Blog | Retail Insight

Rethink Shrink | The impact of a bad count

Rédigé par Xander Friedländer | 15 mai 2024 22:36:38

The supply chain disruptions affecting the UK retail market prompted me to have another think about shrink. There are many elements of retail shrink, or rather their knock-on effects, that are barely discussed and yet they represent a significant opportunity to reduce costs as well as recover the all-important margin. Fixing these problems will in turn deliver a more rounded customer service and help meet ESG objectives that are of growing reputational importance.

Currently, shrinkage is defined as the unaccountable inventory lost as the result of a huge number of related processes that make up the complex food supply chain process. For example, this could be anything from incorrect stock adjustments, booking-in errors, self-checkout mistakes, theft, vendor master data inaccuracies, damage, and cashier errors.

Altogether the cost of shrink to a retailer typically sits at between 1.5% to 2% of total turnover, and although eradicating shrink entirely is an impossibility, we are seeing many of our customers set a target of reducing it to below 1%. Setting the target is the easy part, achieving it is another thing – therefore many retailers are investing in innovative solutions to focus attention on those process components that are driving shrink.

Traditionally, shrink has been largely the exclusive domain of Loss Prevention – teams within retailers who look after areas like store process compliance. Yet, this narrow view fails to consider the costs associated with shrink that sit away from the Loss Prevention P&L line. It is important, therefore, to consider a much broader definition of shrink and its impact, one where the loss may currently be greater but where the opportunity to recover margin and boost sales is also far higher.

Let’s consider one area of shrink that is caused by a poor process that leverages inherently flawed data that subsequently impacts availability through inaccurate forecasting – phantom inventory. Phantom inventory is that stock which appears to be available either in the supply chain or in the store but is not, typically due to issues in accounting, transit, and stock counts.

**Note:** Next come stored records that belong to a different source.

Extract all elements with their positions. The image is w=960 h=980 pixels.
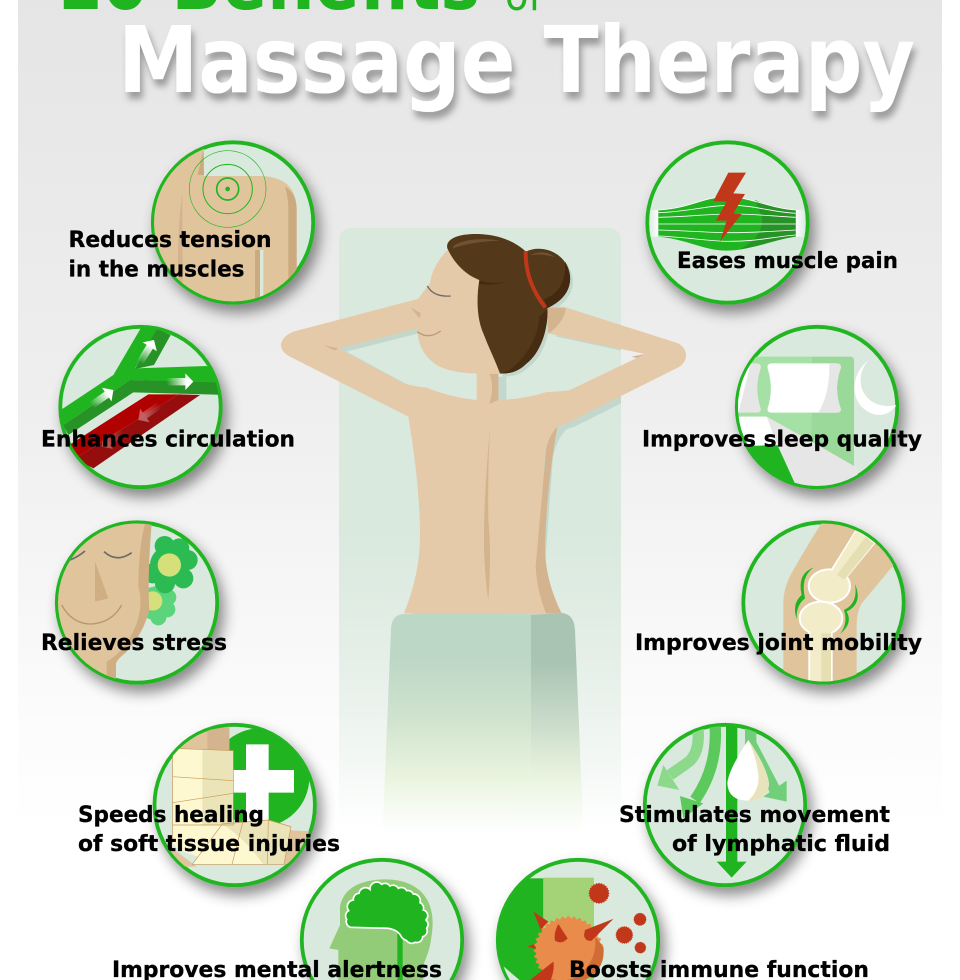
panel: speeds healing of soft tissue injuries bbox=[78, 725, 340, 885]
label: Improves sleep quality bbox=[642, 426, 922, 452]
badge circle bbox=[647, 142, 808, 303]
panel: reduces tension in the muscles bbox=[68, 137, 313, 310]
icon: muscle with lightning bolt bbox=[648, 173, 806, 251]
badge circle bbox=[645, 725, 805, 885]
label: in the muscles bbox=[68, 256, 244, 282]
badge circle bbox=[154, 725, 315, 885]
label: Enhances circulation bbox=[41, 426, 295, 452]
eye bbox=[427, 286, 451, 296]
icon: blood vessels bbox=[58, 327, 227, 468]
torso and arms bbox=[281, 298, 686, 613]
label: Reduces tension bbox=[68, 227, 272, 253]
badge circle bbox=[737, 327, 897, 487]
icon: lymph flow arrows and droplet bbox=[657, 723, 787, 878]
panel: improves mental alertness bbox=[112, 860, 462, 980]
label: of lymphatic fluid bbox=[672, 831, 890, 857]
panel: improves joint mobility bbox=[635, 517, 922, 692]
panel: eases muscle pain bbox=[647, 142, 898, 303]
icon: bandaged limb with medical cross bbox=[163, 727, 317, 867]
icon: knee joint bbox=[783, 524, 894, 682]
mouth bbox=[417, 331, 441, 336]
panel: improves sleep quality bbox=[642, 327, 922, 493]
icon: bed with pillows and moon bbox=[738, 356, 896, 486]
label: Stimulates movement bbox=[619, 802, 890, 828]
panel: stimulates movement of lymphatic fluid bbox=[619, 723, 890, 885]
badge circle bbox=[57, 522, 217, 683]
hair bbox=[447, 234, 570, 373]
label: Improves joint mobility bbox=[635, 630, 922, 656]
woman lying on table bbox=[281, 234, 694, 835]
title bbox=[56, 0, 915, 114]
badge circle bbox=[60, 327, 221, 487]
hair band bbox=[526, 251, 545, 307]
badge circle bbox=[743, 522, 904, 683]
badge circle bbox=[498, 860, 658, 980]
icon: immune cell and viruses bbox=[493, 878, 648, 980]
label: of soft tissue injuries bbox=[78, 831, 340, 857]
panel: boosts immune function bbox=[493, 860, 869, 980]
panel: enhances circulation bbox=[41, 327, 295, 487]
icon: calm face with flowers bbox=[58, 524, 198, 679]
label: Relieves stress bbox=[41, 630, 227, 656]
head bbox=[418, 250, 510, 374]
icon: head with brain bbox=[329, 879, 433, 980]
body shading bbox=[323, 307, 645, 613]
icon: shoulder with tension rings bbox=[154, 149, 297, 302]
panel: relieves stress bbox=[41, 520, 227, 690]
massage table bbox=[339, 228, 621, 832]
label: Speeds healing bbox=[78, 802, 264, 828]
badge circle bbox=[302, 860, 462, 980]
towel bbox=[383, 613, 583, 835]
badge circle bbox=[153, 142, 313, 303]
body shadow bbox=[289, 237, 694, 617]
label: Eases muscle pain bbox=[677, 248, 898, 274]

The phantom inventory issue is significant. For many years, the true stock accuracy figure in food retail could be as low as 35%. Granted, some of the inaccuracies are minor, but it is important to acknowledge the broad challenge that retailers face to keep their records accurate and that is a cost that goes beyond the Loss Prevention team, who can often be more focused on targeting theft, whether through the front or back door. Whilst the inventory write-off will be felt by this group, the resultant impact of an inaccurate count on forecasting accuracy and product availability will generate an even greater cost and lost opportunity. Therefore, the objective is not just about minimising shrink, but about solving the root causes – in this case, inventory record accuracy.

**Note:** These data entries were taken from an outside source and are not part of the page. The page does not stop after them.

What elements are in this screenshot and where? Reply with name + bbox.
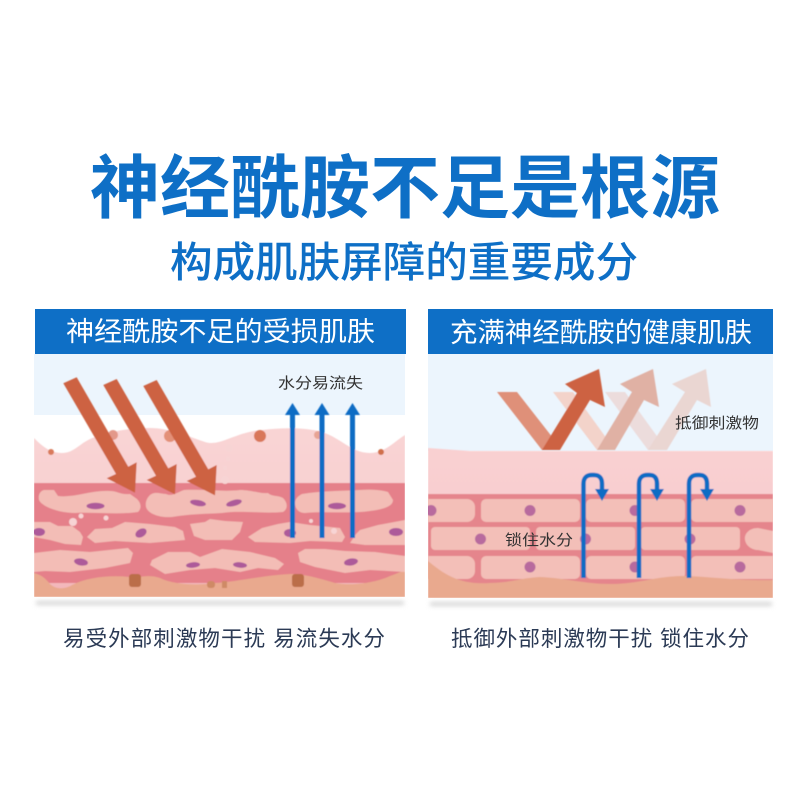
label: lock water: 锁住水分 xyxy=(505,532,573,549)
panel: damaged skin xyxy=(33,309,406,651)
subtitle: 构成肌肤屏障的重要成分 xyxy=(170,239,638,286)
cell nuclei xyxy=(426,505,746,572)
title: 神经酰胺不足是根源 xyxy=(90,150,720,227)
caption: 抵御外部刺激物干扰 锁住水分 xyxy=(451,627,749,651)
panel shadow xyxy=(430,602,772,606)
cell nuclei xyxy=(33,498,403,568)
skin cells xyxy=(410,499,786,579)
header text: 充满神经酰胺的健康肌肤 xyxy=(450,318,752,348)
icon: three orange arrows pointing down into skin xyxy=(63,377,217,495)
skin layers xyxy=(428,448,773,598)
bubbles xyxy=(68,482,338,534)
bottom skin layer xyxy=(428,561,773,598)
skin illustration xyxy=(410,369,786,598)
skin illustration xyxy=(33,377,405,597)
icon: three reflected orange arrows xyxy=(497,369,711,450)
header bar xyxy=(35,309,406,354)
icon: three blue hook arrows xyxy=(584,475,714,578)
skin layers xyxy=(34,428,405,597)
header bar xyxy=(428,309,773,354)
header text: 神经酰胺不足的受损肌肤 xyxy=(66,317,375,347)
caption: 易受外部刺激物干扰 易流失水分 xyxy=(63,627,385,651)
sky background xyxy=(428,354,773,451)
panel: healthy skin xyxy=(410,309,786,651)
panel shadow xyxy=(36,601,404,605)
sky background xyxy=(34,354,405,415)
label: water loss: 水分易流失 xyxy=(278,375,363,392)
skin cells xyxy=(34,490,405,574)
icon: three blue arrows pointing up xyxy=(285,403,360,538)
label: resist irritants: 抵御刺激物 xyxy=(675,415,759,432)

Exploring ways to achieve a more accurate inventory record has two main challenges. The first is technical; the data needed to express perpetual inventory is affected by multiple stages within the supply chain process, each happening in a different place and at different times which makes it difficult to pinpoint the source of an issue. This compounds the other challenge, an operational one, that multiple teams across different departments all hold a unique piece of the puzzle but with no visibility of the full picture so they lack the ability to take meaningful action.

Operational management’s ability to tackle this depends on whether they can find the underlying driver of phantom inventory across the end-to-end process, rather than focusing purely on shrink prevention actions alone, as well as enabling the process owners to take action that matters through improved data visibility. Sound simple enough? Well, UK grocery retailers are trading in the golden quarter of poor availability due to externalities like Brexit, long-tail Covid impacts and political instability – without considering the impact of the inventory record accuracy. Retailers should explore executing shrink driver analysis to guide them to the root causes of shrink, with a view to becoming more proactive instead of reactive in their shrink strategies.

Traditional shrink is a fact of life as are, for the time being, supply chain disruptions; the shrink currently hiding behind optimistic availability figures however can be addressed right now, if only initially to reveal the true nature of the problem so that phantom inventory can be stripped out and stock levels reset to true. Then the work can really begin to more efficiently match stock to demand.